Shantanu Thakur, Baby llma

Abstract


Aging, broadly defined as the progressive decline in physiological function over time, is recognized as the strongest risk factor for a wide range of diseases. Once viewed as a natural curiosity, it is now the subject of rigorous scientific investigation aimed at disentangling its molecular and cellular underpinnings.

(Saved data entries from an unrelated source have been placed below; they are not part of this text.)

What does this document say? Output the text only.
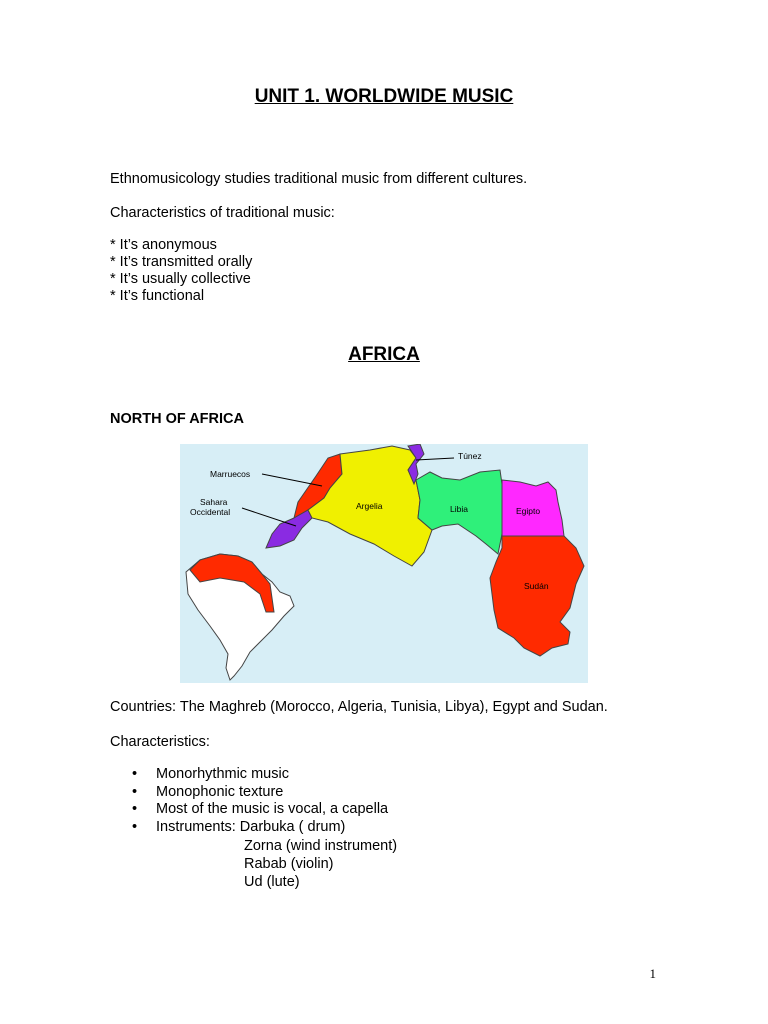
UNIT 1. WORLDWIDE MUSIC
Ethnomusicology studies traditional music from different cultures.
Characteristics of traditional music:
* It’s anonymous
* It’s transmitted orally
* It’s usually collective
* It’s functional
AFRICA
NORTH OF AFRICA
Marruecos
Sahara
Occidental
Argelia
Túnez
Libia	Egipto
Sudán
Countries: The Maghreb (Morocco, Algeria, Tunisia, Libya), Egypt and Sudan.
Characteristics:
• Monorhythmic music
• Monophonic texture
• Most of the music is vocal, a capella
• Instruments: Darbuka ( drum)
Zorna (wind instrument)
Rabab (violin)
Ud (lute)
1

A growing conceptual framework parallels the trajectory of cancer biology, suggesting that aging and cancer represent distinct outcomes of a common process the cumulative burden of cellular damage. Genomic instability, telomere erosion, and oxidative stress trigger adaptive mechanisms designed to preserve tissue integrity. While initially protective, these responses often deteriorate or persist in maladaptive forms, ultimately driving pathology. Central to this is cellular senescence, a state of irreversible growth arrest that prevents malignant transformation but, with age, contributes to tissue dysfunction. Beyond senescence, interconnected processes such as autophagy and regulation by non-coding RNAs orchestrate cellular responses to stress and damage, influencing both repair and degeneration. Viewing organismal decline and uncontrolled cell proliferation as outcomes of a unified damage-response network provides a holistic perspective on age-related disease. This paradigm not only deepens our understanding of the biology of aging but also highlights therapeutic avenues aimed at extending health span while mitigating cancer risk.